By now, you might be wondering where the name Tight Cherry comes from.


– People might think it’s sexual. And it is. But if people bring on the sexual side, I’m going to call them perverts, laughs Mioara.


The real story is a lot more innocent.


– I’m a 90s child. So in the 2000s when the internet came, everybody had aliases online. We all had a weird name. Not your own, you had an alter ego. I don’t really think about the sexual side of it. It’s because I’m cool and I like cherries, she says.


Stranded at sea


This summer, Mioara has got her sights set on KUNE festival, where she is billed to play on both the Space and Astral Travel stages. The 72-hour music and cultural event will (hopefully) take place on Ungdomsøen, the island fortress, at the end of July.


– KUNE Festival is the highlight of my summer. It was such a great atmosphere last time and such great vibes, that three nights in a row after I came back from the festival I had dreams that I was still there, Mioara recalls.


If the stars align and the festival is allowed to go ahead, her number one recommendation for the weekend would be… taking the ferry. For the livestream last year, she ended up stranded in the middle of the Øresund after making the trip with a random guy who had a boat.

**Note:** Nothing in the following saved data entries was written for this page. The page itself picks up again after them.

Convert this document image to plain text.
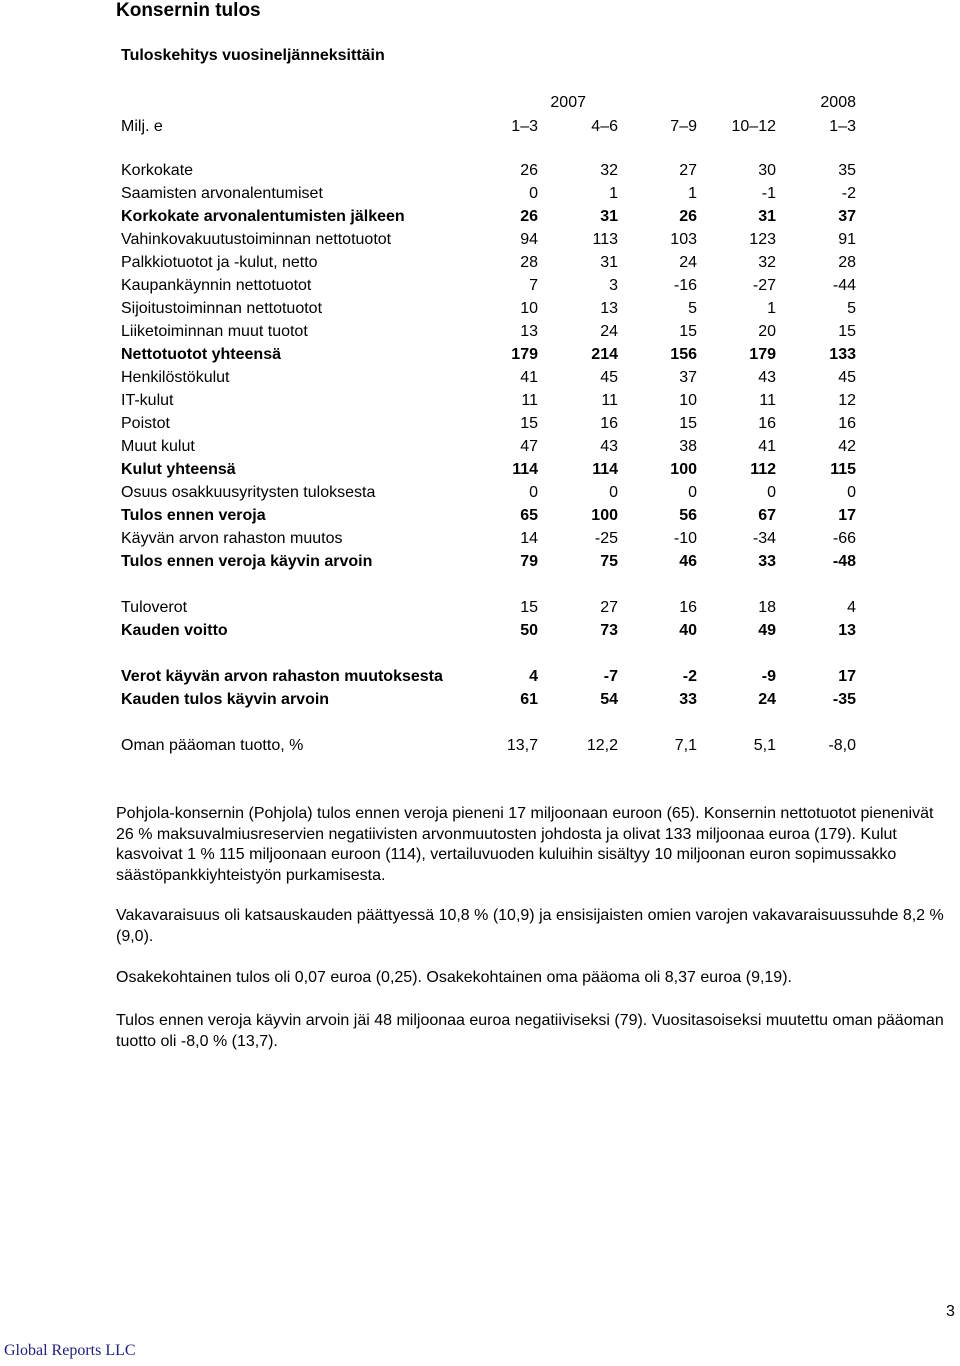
Konsernin tulos
Tuloskehitys vuosineljänneksittäin
2007	2008
Milj. e	1–3	4–6	7–9	10–12	1–3
Korkokate	26	32	27	30	35
Saamisten arvonalentumiset	0	1	1	-1	-2
Korkokate arvonalentumisten jälkeen	26	31	26	31	37
Vahinkovakuutustoiminnan nettotuotot	94	113	103	123	91
Palkkiotuotot ja -kulut, netto	28	31	24	32	28
Kaupankäynnin nettotuotot	7	3	-16	-27	-44
Sijoitustoiminnan nettotuotot	10	13	5	1	5
Liiketoiminnan muut tuotot	13	24	15	20	15
Nettotuotot yhteensä	179	214	156	179	133
Henkilöstökulut	41	45	37	43	45
IT-kulut	11	11	10	11	12
Poistot	15	16	15	16	16
Muut kulut	47	43	38	41	42
Kulut yhteensä	114	114	100	112	115
Osuus osakkuusyritysten tuloksesta	0	0	0	0	0
Tulos ennen veroja	65	100	56	67	17
Käyvän arvon rahaston muutos	14	-25	-10	-34	-66
Tulos ennen veroja käyvin arvoin	79	75	46	33	-48
Tuloverot	15	27	16	18	4
Kauden voitto	50	73	40	49	13
Verot käyvän arvon rahaston muutoksesta	4	-7	-2	-9	17
Kauden tulos käyvin arvoin	61	54	33	24	-35
Oman pääoman tuotto, %	13,7	12,2	7,1	5,1	-8,0
Pohjola-konsernin (Pohjola) tulos ennen veroja pieneni 17 miljoonaan euroon (65). Konsernin nettotuotot pienenivät 26 % maksuvalmiusreservien negatiivisten arvonmuutosten johdosta ja olivat 133 miljoonaa euroa (179). Kulut kasvoivat 1 % 115 miljoonaan euroon (114), vertailuvuoden kuluihin sisältyy 10 miljoonan euron sopimussakko säästöpankkiyhteistyön purkamisesta.
Vakavaraisuus oli katsauskauden päättyessä 10,8 % (10,9) ja ensisijaisten omien varojen vakavaraisuussuhde 8,2 % (9,0).
Osakekohtainen tulos oli 0,07 euroa (0,25). Osakekohtainen oma pääoma oli 8,37 euroa (9,19).
Tulos ennen veroja käyvin arvoin jäi 48 miljoonaa euroa negatiiviseksi (79). Vuositasoiseksi muutettu oman pääoman tuotto oli -8,0 % (13,7).
3
Global Reports LLC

– The battery of his boat stopped in the middle of the sea and he didn’t have any paddles. So we took out the boards from the boat floor and started paddling with them. It was getting dark, and the sea was getting pretty restless and we’re like, what the fuck? My records were wet. We had no phone coverage. No walkie-talkies or means of communication. We were stranded. Lucky for us, there were three handsome Danish men on a speedboat. They came and asked us like, what are you doing? And they towed us to the island, and saved our lives. So yeah I strongly advise people to take legit boats, she says.


Brave new world


It’s nice, but strange, to reminisce about festivals, when the last one was so long ago it feels like a distant, kaleidoscopic dream. But, with a more open Denmark on the horizon, Mioara is optimistic that we’ll see a return to better days:


– I would like to leave a positive message for people that things are gonna be back on again. Probably not like before, but I’m sure. All this suppressed energy, I think it will come out in good ways. Like all this suppressed creativity I think will come out very positively in the end, for sure.